Thomas décrit également des exemples de relations conflictuelles entre syndicalistes de différentes nationalités dans d’autres domaines, que ce soit la disparition des Luxembourgeois dans le secteur de la construction, la position des syndicats sur l’immigration et l’intégration, le travail de syndicalisation – notamment auprès de la communauté portugaise à partir des années 1970 -, ou encore les conflits entre syndicats luxembourgeois et français, voire belges, dans les combats contre la fermeture des usines sidérurgiques.

Avec ses 135 pages, le livre est un récit bref et agréable à lire, mais pas un simple survol. Les analyses sont parsemées d’encarts explicatifs ou d’extraits d’interviews que l’auteur a menées lui-même, qui rendent la lecture aisée même pour le grand public. On aurait aimé pouvoir consulter quelques tableaux sur l’évolution statistique sur le long terme, par exemple sur le développement de la main-d’œuvre étrangère dans les secteurs les plus importants ou sur la syndicalisation. L’aspect du genre semble également avoir été un peu délaissé.

Si Thomas a situé sa recherche sur le cas luxembourgeois dans un contexte scientifique international, il cite évidemment largement la littérature luxembourgeoise. Là, quelques lacunes apparaissent : citons au hasard l’œuvre pionnière de Lydie Schmit sur le mouvement ouvrier et syndical, ou, pour des analyses plus approfondies, les travaux de Wey, Feltes ou Hanff sur l’économie luxembourgeoise des années 1930. Mais c’est surtout par la consultation de sources primaires inédites que l’auteur réussit apporter des points de vue intéressants et de nouvelles pistes pour la recherche.

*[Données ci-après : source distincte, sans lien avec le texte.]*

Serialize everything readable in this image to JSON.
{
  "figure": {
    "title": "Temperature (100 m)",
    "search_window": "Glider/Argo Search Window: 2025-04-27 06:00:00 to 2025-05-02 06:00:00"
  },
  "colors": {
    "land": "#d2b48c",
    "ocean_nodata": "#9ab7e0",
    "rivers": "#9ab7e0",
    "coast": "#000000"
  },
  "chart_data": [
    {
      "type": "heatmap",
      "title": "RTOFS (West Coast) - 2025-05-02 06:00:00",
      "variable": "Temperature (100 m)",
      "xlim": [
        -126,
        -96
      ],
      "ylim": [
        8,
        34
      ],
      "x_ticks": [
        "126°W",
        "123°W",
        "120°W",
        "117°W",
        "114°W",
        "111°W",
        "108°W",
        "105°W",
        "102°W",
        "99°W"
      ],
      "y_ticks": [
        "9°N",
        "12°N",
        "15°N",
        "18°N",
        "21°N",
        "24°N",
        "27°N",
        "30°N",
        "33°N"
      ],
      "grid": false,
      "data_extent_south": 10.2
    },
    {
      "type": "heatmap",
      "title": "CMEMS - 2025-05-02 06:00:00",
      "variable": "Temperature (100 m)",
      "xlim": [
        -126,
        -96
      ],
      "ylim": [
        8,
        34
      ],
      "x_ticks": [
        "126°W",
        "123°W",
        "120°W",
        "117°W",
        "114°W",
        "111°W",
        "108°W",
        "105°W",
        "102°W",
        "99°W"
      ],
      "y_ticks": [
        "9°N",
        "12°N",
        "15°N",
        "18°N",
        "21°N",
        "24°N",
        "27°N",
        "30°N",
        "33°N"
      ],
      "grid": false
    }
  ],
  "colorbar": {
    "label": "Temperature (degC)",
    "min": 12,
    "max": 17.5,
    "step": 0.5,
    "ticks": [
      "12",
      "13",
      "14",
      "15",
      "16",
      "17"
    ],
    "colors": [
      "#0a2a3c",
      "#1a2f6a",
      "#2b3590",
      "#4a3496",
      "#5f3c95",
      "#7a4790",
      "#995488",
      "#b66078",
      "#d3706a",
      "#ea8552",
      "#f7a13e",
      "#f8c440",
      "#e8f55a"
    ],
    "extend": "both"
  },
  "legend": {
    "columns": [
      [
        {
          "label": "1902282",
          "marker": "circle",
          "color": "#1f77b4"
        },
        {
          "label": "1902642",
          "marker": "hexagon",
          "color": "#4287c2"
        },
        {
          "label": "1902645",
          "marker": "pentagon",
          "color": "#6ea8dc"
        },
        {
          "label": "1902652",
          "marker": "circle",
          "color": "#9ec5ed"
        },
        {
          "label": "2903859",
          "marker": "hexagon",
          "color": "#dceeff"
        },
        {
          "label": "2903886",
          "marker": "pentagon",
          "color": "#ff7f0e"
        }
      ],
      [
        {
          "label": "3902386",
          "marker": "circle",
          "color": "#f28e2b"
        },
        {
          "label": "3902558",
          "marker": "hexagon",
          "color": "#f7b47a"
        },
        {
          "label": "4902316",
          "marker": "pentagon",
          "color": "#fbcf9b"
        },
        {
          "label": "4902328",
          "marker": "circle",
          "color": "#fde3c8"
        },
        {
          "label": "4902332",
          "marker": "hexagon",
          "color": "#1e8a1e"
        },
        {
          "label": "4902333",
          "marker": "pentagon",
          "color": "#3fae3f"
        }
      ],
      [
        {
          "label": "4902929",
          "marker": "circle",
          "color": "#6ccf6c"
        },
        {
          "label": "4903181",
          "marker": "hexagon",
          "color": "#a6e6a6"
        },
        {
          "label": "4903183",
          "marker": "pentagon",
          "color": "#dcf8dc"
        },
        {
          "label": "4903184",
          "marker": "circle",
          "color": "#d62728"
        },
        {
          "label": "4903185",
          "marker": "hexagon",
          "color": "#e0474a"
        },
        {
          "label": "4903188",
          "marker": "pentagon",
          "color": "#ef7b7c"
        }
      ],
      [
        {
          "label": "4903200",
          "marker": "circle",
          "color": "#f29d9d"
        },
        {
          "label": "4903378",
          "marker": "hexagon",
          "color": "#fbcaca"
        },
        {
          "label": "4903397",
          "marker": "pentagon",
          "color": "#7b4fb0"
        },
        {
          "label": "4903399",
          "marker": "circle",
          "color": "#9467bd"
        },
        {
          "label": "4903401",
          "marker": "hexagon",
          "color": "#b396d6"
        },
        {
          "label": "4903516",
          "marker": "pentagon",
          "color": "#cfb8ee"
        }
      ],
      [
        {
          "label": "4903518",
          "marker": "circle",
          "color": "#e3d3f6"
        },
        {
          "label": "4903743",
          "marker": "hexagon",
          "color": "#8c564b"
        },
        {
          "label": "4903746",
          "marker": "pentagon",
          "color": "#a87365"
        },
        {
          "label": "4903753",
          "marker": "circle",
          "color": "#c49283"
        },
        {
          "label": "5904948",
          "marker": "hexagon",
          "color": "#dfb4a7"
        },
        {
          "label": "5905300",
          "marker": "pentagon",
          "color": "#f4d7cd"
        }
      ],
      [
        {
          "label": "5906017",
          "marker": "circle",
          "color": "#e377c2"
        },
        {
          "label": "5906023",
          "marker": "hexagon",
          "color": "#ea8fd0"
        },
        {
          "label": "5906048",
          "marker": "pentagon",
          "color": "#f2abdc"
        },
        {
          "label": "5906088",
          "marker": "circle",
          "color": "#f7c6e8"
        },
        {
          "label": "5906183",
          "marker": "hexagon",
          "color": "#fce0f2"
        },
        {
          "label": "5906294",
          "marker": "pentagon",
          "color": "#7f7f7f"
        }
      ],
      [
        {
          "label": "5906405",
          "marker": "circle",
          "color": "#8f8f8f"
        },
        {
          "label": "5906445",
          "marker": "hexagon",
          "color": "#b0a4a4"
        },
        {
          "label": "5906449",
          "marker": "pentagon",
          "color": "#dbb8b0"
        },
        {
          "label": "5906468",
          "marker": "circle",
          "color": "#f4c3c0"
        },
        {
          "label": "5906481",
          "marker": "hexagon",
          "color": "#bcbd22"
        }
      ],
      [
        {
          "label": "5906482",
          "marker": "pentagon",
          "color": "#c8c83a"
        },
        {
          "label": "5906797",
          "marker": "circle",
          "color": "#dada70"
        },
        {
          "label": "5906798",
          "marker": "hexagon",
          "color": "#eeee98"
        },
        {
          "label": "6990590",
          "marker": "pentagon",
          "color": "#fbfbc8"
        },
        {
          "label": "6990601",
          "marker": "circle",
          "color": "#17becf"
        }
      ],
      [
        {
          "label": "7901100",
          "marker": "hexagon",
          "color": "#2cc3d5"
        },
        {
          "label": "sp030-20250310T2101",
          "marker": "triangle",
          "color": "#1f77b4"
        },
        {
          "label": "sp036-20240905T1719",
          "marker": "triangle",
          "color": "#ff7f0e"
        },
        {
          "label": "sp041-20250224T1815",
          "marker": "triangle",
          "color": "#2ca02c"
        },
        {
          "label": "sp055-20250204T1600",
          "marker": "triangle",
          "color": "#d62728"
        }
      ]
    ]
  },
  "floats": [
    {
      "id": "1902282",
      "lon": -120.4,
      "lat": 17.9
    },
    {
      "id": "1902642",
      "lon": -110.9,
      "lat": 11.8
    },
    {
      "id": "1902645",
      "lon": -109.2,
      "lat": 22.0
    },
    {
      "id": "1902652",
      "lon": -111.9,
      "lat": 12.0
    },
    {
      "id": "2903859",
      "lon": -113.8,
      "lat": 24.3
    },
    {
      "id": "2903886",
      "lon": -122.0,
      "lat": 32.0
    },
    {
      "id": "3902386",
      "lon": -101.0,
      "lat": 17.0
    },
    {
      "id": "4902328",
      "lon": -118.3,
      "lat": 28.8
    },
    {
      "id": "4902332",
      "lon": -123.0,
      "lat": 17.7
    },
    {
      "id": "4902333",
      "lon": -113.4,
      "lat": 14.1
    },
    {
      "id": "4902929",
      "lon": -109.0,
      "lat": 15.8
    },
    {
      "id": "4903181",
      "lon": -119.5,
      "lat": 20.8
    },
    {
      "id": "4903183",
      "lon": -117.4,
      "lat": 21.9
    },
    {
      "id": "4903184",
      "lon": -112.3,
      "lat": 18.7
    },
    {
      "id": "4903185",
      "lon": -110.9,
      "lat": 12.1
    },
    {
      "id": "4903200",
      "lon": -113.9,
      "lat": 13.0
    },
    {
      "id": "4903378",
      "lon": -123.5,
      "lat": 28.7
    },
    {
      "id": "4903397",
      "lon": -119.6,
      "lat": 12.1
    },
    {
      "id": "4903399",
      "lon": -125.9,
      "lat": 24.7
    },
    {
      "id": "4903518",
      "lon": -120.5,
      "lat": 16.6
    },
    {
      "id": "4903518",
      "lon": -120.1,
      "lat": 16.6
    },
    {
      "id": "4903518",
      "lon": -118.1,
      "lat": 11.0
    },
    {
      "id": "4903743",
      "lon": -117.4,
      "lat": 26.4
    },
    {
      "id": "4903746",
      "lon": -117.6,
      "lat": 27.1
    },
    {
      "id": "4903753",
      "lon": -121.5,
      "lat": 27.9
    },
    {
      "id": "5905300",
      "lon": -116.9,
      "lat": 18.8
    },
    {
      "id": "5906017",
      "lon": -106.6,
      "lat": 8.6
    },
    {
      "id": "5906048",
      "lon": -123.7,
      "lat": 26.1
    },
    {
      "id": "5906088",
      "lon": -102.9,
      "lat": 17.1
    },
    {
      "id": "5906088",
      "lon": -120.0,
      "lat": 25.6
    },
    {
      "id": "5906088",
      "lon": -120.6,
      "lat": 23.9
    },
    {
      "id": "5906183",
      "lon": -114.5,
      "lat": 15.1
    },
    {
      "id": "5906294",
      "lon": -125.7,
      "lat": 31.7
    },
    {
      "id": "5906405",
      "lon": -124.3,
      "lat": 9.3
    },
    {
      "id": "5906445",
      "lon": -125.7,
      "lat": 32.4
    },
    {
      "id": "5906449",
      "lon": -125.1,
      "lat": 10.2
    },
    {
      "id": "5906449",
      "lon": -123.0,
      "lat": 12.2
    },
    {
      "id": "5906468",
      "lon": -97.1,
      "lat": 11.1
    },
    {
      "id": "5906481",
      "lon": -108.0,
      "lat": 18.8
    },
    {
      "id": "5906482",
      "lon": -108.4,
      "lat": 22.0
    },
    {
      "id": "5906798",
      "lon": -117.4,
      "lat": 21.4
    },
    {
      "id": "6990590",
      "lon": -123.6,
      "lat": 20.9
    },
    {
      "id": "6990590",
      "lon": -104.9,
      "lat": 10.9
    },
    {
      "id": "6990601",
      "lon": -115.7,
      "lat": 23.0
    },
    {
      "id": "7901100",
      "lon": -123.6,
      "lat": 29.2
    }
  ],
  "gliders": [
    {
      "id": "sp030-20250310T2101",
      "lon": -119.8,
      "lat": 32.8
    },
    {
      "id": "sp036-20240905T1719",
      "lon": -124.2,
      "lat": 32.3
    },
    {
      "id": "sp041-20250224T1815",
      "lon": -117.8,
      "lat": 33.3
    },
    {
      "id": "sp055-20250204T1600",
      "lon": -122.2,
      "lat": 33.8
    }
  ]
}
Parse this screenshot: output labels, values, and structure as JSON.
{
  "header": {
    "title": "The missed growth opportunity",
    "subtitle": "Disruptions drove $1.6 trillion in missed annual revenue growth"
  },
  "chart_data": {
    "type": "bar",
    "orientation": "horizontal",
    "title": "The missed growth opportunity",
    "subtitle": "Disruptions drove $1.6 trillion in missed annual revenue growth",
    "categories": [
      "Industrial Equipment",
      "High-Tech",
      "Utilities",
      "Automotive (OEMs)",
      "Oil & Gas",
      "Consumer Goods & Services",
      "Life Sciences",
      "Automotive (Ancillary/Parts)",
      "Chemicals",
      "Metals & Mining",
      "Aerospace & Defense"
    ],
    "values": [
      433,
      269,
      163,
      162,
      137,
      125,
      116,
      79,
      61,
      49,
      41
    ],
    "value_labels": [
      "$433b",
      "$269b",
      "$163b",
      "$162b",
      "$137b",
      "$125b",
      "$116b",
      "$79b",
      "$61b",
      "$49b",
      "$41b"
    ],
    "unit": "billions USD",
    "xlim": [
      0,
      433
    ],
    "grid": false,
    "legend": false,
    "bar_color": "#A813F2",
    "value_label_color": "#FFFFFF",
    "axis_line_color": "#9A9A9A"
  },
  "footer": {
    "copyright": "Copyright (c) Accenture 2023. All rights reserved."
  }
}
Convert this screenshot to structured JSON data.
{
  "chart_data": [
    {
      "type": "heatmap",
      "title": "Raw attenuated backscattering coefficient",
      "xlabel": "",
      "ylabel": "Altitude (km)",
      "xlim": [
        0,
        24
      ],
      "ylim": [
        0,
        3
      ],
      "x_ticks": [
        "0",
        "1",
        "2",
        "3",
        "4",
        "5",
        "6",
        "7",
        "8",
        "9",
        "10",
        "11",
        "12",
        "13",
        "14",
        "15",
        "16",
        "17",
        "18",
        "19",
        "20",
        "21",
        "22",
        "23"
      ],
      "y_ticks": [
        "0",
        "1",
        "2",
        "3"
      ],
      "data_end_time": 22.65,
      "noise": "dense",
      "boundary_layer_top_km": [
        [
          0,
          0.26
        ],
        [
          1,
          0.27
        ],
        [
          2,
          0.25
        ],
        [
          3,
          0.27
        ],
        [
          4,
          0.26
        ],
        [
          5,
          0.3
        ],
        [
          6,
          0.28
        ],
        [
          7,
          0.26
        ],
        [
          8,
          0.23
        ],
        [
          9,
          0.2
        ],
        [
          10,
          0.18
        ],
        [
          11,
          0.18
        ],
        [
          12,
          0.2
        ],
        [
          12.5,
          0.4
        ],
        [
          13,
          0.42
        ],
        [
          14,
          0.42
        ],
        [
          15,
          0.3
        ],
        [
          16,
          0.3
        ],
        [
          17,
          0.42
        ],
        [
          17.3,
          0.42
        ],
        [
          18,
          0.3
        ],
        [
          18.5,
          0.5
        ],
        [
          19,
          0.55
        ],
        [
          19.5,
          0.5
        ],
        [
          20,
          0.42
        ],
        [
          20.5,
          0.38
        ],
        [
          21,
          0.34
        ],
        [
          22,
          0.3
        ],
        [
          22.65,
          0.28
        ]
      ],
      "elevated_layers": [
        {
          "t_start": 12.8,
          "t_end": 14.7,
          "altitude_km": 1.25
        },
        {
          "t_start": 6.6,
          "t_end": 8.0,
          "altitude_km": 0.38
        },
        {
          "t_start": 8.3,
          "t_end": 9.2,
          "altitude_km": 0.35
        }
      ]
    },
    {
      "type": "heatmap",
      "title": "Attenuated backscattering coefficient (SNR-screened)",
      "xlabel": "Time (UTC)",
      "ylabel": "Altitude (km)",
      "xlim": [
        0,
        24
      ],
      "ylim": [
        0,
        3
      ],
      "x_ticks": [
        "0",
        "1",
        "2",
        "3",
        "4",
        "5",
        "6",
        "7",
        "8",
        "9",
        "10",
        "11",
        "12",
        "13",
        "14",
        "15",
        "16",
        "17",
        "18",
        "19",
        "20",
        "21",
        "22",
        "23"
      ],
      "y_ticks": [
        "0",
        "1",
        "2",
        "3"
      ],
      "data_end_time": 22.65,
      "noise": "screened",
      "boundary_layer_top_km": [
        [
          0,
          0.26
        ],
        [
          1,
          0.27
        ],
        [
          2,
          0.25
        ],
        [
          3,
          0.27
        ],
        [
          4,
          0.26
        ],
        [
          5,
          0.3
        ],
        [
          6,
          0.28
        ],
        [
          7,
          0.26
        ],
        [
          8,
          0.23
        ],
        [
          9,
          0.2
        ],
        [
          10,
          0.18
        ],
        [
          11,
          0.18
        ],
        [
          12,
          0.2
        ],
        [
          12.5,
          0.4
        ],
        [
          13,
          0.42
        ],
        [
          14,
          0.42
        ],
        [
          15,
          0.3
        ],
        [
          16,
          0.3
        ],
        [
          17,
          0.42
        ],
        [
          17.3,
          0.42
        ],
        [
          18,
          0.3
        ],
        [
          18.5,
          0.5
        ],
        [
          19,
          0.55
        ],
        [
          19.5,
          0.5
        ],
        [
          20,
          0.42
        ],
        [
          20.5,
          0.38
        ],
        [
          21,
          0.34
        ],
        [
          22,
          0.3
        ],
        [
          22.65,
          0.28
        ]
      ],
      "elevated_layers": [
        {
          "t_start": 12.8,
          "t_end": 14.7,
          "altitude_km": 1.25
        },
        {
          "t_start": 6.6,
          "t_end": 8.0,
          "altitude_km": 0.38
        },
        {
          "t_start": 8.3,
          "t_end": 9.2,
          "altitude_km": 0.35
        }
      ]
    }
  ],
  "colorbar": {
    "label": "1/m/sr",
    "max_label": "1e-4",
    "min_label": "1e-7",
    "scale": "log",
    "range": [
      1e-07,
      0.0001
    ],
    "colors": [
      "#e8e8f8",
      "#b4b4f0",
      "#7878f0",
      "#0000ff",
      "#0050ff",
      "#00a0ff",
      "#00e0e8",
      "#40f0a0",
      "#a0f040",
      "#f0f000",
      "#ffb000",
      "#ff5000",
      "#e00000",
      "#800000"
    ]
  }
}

À la fin, on se rend compte une fois de plus combien l’approche nationale, qui semble pourtant contraire à toute logique d’union syndicale, détermine celle-ci. Que les syndicats fonctionnent selon des stratégies plutôt que selon les principes et les valeurs qu’ils mettent en avant, cela n’étonne pas. Ce qui étonne, c’est que, au lieu de l’argument du nombre et de l’union qui fait la force, c’est l’argument national qui continue à jouer dans un pays où les passeports luxembourgeois deviennent de plus en plus rares. Mais, comme l’écrit Adrien Thomas dans sa conclusion : « [L]es organisations syndicales ont internalisé jusqu’à un certain point les frontières entre nationaux et étrangers. »

Adrien Thomas, « Les frontières de la solidarité : les syndicats et les immigrés au cœur de l’Europe », Presses universitaires de Rennes, 2015 (Res Publica).